Between 1850 and 1910, most US censuses asked whether an individual was deaf. There were four alternative descriptions among the combinations of deafness and dumbness. Seems straightforward enough. The problem is that these aren’t discrete categories, they’re continuous. That is, one’s ability to hear can be zero, very good, bad, or just middling. What constitutes the threshold for deafness? In practice, it was the discretion of the enumerator. Understandably, there was a lot of variation in judgement from one enumerator to another. A lot of older people were categorized as deaf, even if they had some hearing loss.
Another problem is that there are other conditions that may be like deafness, given a brief encounter. Individuals who are unresponsive to external audio stimulation may be considered deaf when they are merely unable to respond. Consider any number of mental disabilities that result in low physical functionality – so much so that reasonable people can disagree about whether there was a response to audio or merely a random glance that was solicited apart from a noise.
And this is all when the enumerator actually finds the person that they’re supposed to count. It is well known that urban enumerators counted urban residents less accurately and missed people at a higher rate. They missed the homeless, those who lived in the same place as they worked, students, and other semi-stationary people. Not to mention that enumerators were usually locals. A rural enumerator may already know about the singular deaf person or family that lives in the county. But an urban enumerator could easily fail to identify multiple deaf people in a relatively close proximity. Given that the deaf were a more urban population than the hearing, it stands to reason that they would be missed at greater rates.

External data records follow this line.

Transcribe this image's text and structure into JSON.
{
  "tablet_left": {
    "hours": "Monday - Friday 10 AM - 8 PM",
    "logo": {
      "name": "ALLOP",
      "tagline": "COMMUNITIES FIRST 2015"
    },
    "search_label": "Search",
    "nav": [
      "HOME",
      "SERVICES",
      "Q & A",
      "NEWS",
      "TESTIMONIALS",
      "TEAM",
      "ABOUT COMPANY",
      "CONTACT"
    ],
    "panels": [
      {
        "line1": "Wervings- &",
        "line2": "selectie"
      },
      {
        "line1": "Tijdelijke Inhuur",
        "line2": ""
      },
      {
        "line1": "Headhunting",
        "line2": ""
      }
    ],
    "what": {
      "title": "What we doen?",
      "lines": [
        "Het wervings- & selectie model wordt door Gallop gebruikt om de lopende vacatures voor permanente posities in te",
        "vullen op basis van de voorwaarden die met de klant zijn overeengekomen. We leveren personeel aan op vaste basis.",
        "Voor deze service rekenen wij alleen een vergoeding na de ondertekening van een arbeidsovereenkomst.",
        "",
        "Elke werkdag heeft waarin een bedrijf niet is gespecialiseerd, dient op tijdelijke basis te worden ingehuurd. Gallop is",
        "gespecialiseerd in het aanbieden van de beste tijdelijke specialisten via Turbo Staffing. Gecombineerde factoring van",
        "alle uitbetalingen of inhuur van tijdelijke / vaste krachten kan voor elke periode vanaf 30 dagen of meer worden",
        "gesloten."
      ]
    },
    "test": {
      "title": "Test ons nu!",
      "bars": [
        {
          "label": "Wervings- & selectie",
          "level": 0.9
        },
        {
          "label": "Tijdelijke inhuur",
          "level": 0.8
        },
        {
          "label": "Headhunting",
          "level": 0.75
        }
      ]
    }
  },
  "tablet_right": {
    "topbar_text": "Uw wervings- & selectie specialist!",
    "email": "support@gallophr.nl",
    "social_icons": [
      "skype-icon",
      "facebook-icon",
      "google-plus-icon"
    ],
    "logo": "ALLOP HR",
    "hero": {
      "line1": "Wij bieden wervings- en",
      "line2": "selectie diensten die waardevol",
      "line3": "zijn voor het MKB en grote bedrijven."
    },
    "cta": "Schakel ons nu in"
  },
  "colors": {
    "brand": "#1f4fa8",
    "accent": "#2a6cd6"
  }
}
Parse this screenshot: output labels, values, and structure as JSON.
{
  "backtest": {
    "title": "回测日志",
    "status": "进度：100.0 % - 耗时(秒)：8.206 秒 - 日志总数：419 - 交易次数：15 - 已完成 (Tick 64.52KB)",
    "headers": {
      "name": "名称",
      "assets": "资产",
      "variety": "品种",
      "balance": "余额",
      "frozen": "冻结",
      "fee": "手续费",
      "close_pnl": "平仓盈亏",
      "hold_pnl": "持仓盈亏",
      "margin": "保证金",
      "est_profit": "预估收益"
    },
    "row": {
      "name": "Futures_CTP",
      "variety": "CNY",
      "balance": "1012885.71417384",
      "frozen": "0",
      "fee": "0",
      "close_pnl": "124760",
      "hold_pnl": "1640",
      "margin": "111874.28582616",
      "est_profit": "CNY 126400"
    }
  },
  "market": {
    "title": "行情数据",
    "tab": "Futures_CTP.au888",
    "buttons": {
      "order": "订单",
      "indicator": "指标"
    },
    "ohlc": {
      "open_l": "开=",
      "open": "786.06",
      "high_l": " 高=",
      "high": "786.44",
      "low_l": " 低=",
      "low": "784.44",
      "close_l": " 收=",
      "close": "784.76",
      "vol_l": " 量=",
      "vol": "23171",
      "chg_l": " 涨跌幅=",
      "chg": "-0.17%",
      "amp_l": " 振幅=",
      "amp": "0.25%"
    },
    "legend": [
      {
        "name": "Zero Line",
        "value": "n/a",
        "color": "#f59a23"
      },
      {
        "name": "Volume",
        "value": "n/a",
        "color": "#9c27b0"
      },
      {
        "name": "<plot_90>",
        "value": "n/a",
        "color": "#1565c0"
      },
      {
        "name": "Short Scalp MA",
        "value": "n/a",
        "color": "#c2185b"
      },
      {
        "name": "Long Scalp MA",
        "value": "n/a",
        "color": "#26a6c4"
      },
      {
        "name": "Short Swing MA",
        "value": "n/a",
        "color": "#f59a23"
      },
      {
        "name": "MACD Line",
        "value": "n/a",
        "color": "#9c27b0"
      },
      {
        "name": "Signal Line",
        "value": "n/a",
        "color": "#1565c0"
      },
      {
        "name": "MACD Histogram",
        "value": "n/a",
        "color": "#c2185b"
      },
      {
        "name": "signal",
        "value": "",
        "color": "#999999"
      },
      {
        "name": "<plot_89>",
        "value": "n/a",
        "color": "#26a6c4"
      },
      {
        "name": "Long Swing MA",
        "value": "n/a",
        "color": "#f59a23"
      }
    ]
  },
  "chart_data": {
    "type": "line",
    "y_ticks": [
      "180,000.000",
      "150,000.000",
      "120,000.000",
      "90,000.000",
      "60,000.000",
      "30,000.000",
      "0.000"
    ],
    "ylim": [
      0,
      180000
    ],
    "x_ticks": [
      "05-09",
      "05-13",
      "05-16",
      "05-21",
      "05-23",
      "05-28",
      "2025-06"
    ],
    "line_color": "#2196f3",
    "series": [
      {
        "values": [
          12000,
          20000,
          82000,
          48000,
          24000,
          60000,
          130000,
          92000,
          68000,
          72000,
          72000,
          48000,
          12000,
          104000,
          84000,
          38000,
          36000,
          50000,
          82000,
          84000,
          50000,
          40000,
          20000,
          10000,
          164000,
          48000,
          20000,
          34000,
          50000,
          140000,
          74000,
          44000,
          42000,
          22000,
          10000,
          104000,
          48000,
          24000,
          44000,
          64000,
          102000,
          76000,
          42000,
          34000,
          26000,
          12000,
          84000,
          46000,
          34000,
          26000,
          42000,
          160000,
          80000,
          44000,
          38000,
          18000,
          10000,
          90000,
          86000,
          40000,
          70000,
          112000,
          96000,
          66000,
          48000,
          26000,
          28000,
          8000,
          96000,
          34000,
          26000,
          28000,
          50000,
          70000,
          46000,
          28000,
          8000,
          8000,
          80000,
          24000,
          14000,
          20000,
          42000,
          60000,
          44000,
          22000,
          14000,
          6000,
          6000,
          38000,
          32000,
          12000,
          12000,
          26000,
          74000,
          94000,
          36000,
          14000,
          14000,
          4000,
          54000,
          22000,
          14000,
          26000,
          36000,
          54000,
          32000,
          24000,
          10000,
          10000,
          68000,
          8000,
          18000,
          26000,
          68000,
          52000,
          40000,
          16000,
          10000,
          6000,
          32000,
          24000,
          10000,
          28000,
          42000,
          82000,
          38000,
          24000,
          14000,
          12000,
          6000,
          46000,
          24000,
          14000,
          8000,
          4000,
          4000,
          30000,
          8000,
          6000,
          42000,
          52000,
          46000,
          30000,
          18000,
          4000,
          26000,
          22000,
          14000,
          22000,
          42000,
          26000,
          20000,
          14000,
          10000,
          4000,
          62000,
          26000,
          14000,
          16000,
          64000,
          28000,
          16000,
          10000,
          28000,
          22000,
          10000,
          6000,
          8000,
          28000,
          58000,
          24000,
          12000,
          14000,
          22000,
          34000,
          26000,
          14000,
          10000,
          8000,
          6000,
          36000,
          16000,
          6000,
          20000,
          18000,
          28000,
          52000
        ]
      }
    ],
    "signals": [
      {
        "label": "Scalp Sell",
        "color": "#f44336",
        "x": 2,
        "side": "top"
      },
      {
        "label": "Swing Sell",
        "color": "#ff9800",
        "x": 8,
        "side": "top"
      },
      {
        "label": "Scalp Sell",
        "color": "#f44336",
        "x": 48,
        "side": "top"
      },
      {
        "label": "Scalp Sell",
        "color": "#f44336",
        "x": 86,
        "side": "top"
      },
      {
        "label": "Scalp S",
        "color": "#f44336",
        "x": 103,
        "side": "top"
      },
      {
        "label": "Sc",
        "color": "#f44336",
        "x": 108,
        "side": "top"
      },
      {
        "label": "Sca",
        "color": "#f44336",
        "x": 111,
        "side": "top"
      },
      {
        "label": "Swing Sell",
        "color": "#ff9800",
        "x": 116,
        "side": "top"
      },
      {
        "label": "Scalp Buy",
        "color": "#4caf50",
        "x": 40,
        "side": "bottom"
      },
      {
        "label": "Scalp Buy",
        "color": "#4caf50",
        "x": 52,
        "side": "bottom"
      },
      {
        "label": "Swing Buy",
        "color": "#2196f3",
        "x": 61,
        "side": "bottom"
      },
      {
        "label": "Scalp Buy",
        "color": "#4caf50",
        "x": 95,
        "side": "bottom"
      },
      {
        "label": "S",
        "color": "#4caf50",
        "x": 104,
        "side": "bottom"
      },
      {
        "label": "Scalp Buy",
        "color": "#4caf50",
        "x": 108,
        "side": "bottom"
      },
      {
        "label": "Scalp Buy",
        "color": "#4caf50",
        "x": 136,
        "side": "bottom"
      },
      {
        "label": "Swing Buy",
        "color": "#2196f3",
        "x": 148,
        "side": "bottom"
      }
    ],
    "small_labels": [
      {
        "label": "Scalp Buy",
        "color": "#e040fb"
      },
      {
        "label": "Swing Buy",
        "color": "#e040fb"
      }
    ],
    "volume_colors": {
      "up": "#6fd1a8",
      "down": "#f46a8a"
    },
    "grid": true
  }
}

Another source of error comes from stigma. Parents of very young deaf children may have ‘held out hope’ that their child was merely slow to develop and not deaf. Being slow means being different from others by degree. Being deaf means being categorically different from others. Many young deaf children likely went unrecognized in the official statistics. However, as children age, a state of deafness would become increasingly undeniable. Indeed, historical census reports suspect that some deaf children only received their designation when they finally attended a school for the deaf – often past the age of 10.
Stigma can also affect how deaf individuals themselves self-identify. While there has been a very pro-deafness, anti-disability, pro-equality movement among the deaf population since at least the 1880s, many deaf people were still wary of being enumerated as deaf for fear of what the hearing majority might decide to do with that information.
Most of us know Alexander Graham Bell as the inventor of the telephone. But, he was also one of the leading researchers of the deaf population during his lifetime. He even wrote the special report on the blind and deaf for the 1900 census. At a time when forced sterilization and eugenics were popular ideas among the political and scientific elite, Bell often referenced the burden of deaf people, their tendency to beget deaf children, and he considered it imprudent for deaf people to marry one another and to reproduce. By 1880, the 4th US census to note deafness for specific individuals, reports were discussing the consistent pattern of higher, and probably more dependable deaf designations between the ages of 10 and 20, and then drastically lower counts among 20-30 year-olds a decade later. The differences were much too large to be caused by reasonable rates of attrition. After leaving school, deaf adults chose to misreport.
The census reports of the time do offer one reason that deaf counts could have been overestimated. Many schools for the deaf were ‘residential schools’ wherein students resided during the regular semesters. Since census have always been completed during the summer, the responses might have some strange disjunctions. For example, a numerator may note the deaf residents at a school, only for the same students to be counted again when they returned home in time for there household to be enumerated. There were documented cases of this happening. But, the miscounting could just as easily cause an undercount of deaf people by counting their home first, and then counting the school, never noting the student who traveled and was absent for both enumerations.
Except for a solitary report, the historical census reports use all of the above reasoning to argue that the US deaf population was substantially undercounted. But even so, the magnitudes were absolutely unknown. The counts varied widely across states and from year to year. While reports were most confident about adolescent counts, the counts for the entire deaf population were known to be barely of use, if not outright nonsense.
A glimpse of light is on the horizon, however. As greater proportions of the historical individual census data is being linked across decades, we are increasingly able to track individuals at a scale that was previously impossible. As of right now, the prospect is still difficult since nowhere near all of the data is linked and the deaf population had a small N. But, as we make progress, we’ll be able to discuss more precisely who was changing their deaf designation, how many people did it, and the reasons why they may have done it.